I keep having this nightmare where I wake up in the morning, come downstairs to use my computer, and instead of having a cool laptop, it’s my family’s first computer from when I was growing up at home. I try to get online but the AOL number is busy, over and over again, and I’m stuck just staring at a boring boxy monitor.
OK, I’ve never had that nightmare. But I’ve been thinking a lot about the early Internet and how, regardless of how new and incredible everything was, it wasn’t nearly enough. Of course, what I’m referring to as the early Internet isn’t really the early Internet. I know that before AOL the Internet was just a bunch of nerds networking their college computer labs through modems.

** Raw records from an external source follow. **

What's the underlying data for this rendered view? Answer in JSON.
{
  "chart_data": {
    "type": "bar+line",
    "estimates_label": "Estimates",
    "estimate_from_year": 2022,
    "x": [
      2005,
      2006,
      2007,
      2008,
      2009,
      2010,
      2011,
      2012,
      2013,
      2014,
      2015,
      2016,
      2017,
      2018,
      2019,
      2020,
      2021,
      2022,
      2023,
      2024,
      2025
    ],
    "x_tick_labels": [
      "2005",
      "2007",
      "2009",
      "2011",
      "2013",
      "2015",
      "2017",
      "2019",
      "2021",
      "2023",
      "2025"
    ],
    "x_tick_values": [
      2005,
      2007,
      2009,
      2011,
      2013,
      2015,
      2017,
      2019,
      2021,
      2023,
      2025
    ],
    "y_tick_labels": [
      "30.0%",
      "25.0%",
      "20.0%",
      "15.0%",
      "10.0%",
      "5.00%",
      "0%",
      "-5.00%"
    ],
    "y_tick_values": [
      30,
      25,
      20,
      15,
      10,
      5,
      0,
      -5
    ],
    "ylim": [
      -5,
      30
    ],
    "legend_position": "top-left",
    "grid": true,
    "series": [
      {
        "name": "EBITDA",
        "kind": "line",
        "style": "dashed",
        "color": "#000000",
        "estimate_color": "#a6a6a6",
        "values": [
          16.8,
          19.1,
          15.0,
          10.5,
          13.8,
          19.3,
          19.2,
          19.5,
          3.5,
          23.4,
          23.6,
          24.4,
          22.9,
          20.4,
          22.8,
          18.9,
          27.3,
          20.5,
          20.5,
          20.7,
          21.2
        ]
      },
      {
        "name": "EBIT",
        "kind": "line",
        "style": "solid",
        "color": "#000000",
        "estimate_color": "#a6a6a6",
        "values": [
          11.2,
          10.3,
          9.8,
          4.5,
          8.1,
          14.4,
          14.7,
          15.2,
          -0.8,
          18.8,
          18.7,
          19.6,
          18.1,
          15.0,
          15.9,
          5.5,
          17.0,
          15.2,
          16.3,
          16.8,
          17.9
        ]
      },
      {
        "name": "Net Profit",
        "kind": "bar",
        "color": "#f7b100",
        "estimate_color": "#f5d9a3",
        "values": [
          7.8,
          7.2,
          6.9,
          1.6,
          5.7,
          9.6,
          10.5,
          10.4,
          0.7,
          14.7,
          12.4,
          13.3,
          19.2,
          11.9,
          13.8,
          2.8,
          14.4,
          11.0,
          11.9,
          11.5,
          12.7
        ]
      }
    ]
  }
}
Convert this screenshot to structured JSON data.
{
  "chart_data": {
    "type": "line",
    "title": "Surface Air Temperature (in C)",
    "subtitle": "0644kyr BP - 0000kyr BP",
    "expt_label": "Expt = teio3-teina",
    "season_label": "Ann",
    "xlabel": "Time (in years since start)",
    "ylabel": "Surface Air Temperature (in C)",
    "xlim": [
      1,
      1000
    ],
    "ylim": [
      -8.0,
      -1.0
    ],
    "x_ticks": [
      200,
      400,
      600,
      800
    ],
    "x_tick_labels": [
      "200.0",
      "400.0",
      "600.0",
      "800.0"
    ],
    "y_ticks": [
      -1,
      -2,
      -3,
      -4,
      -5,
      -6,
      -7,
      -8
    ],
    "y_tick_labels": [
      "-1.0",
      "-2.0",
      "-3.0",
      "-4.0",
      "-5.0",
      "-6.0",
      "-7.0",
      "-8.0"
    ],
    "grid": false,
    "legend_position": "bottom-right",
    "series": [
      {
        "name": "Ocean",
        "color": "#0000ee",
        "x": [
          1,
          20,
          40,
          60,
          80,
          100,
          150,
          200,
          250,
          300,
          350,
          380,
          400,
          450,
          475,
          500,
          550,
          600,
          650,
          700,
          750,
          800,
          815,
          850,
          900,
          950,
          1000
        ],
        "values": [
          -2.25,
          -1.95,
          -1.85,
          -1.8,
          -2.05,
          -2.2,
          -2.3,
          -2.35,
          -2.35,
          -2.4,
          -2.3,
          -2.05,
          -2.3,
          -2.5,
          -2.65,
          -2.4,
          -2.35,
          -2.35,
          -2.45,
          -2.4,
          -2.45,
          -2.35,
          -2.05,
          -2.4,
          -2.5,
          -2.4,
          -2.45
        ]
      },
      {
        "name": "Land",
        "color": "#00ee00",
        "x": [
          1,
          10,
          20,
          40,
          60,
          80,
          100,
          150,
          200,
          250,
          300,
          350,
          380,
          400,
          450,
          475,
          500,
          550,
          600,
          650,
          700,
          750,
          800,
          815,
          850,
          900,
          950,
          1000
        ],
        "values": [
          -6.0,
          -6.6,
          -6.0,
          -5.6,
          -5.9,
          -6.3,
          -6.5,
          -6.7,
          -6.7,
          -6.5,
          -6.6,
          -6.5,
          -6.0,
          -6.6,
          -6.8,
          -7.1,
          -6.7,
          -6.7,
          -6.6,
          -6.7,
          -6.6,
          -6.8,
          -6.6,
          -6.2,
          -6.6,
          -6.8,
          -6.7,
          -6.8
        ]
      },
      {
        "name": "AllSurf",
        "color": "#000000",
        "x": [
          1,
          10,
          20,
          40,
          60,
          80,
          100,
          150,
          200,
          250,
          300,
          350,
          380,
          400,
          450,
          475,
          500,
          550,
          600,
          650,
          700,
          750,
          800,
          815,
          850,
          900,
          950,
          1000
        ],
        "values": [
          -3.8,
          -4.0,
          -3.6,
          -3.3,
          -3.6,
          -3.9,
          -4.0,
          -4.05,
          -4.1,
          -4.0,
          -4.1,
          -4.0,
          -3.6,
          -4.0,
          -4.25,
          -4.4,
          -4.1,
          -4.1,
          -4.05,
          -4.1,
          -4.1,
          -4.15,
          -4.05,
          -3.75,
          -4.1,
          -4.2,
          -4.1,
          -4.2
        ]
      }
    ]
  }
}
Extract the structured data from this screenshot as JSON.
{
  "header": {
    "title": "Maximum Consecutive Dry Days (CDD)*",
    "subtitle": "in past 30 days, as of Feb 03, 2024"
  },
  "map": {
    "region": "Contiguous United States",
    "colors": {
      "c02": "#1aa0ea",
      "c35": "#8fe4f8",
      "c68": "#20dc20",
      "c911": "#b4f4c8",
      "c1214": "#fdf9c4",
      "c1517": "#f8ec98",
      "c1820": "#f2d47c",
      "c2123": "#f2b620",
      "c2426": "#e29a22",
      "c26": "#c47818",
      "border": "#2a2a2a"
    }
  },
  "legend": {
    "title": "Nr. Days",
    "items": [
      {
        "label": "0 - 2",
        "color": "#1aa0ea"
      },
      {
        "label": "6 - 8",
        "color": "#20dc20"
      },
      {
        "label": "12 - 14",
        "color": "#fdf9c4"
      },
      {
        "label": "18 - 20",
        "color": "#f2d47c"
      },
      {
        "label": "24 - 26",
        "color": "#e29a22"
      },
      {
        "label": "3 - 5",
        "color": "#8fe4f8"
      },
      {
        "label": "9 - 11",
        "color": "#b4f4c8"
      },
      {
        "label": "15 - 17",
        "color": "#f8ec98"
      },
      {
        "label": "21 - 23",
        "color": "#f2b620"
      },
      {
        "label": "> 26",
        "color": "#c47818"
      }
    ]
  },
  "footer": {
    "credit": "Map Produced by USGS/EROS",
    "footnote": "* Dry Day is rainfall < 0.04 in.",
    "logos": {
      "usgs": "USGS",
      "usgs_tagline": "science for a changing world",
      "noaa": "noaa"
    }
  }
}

AOL wasn’t even like real Internet. I mean, there was a browser in there somewhere, but AOL was its own software, and it tried to tailor the Internet experience for you as it saw fit. Chat with your friends through AOL Instant Messenger. Read some news articles by clicking on the AOL news button. There were buttons for everything. AOL was basically a huge catalog.
Thankfully, that only lasted for a few years. New York got hooked up with fiber optic Internet pretty shortly afterward, a golden age of Internet exploration. Whereas before I could never really stomach non-AOL straight Internet, mostly because everything took so long to load, now I could do whatever I wanted.
Which is why I think it’s weird, the way the Internet is going now, almost backwards. When everybody had dial-up, we, by necessity, looked at the Internet through these filters that we paid for, AOL, MSN … what else was there? Prodigy? I don’t really remember. But it’s not important. Once we started paying for direct Internet, there wasn’t anymore need for these filters. You have your browser and you can do whatever you want.
But with cell phones and tablets I feel like the Internet is, like I said, it’s going in reverse, back into a world of ready-made preparedness. Instead of opening up a browser, we just tap a news icon on our devices. It doesn’t feel open anymore. It doesn’t feel like there’s a whole world out there. I feel limited to what apps are on my iPhone and what they can do over a 3G or WiFi network.
Facebook isn’t the same anymore. Not that it was ever anything great, but now I feel like it’s just people posting meme jokes and videos that I’ve already seen before. And who’s making these memes? Is there one centralized source where all of this stuff is being disseminated?
And now I’m going to sound a little conspiratorial, but we’re still going through the frontier years of the Internet. Business models are still being established. The main players, companies like Google, they’ve only been around for a couple of years. The government has yet to really restrict any access. But what if that changes? In China, whole swaths of the Internet are blacked out, unable to be accessed. What if some clever politician convinces all of us that that’s what we need?
And then they’ll put in limits on the hardware, on our phones and on our computers, so that even if we wanted to go outside the limits of our devices, we wouldn’t be able to. Is it so hard to imagine a future with no Internet browser, no individual web sites, just buttons on your phone, a news app, a music app? What if companies start charging huge licensing fees to start your own web site? It’s not how it is now, but it’s not at all outside the realm of possibility.
What is the Internet, just a bunch of connected computers, right? Maybe I’ll make my own Internet, a new Internet, and I won’t let anybody connect to it. And little by little news of my new Internet will spread, until people are driven crazy, lining up down the block to ring on my doorbell, begging to be granted a high speed new Internet connection. And I’ll wait and deliberate for years, making gestures like I might open it up, but I never will, it’s mine, because I’ll be the only one that can keep it safe.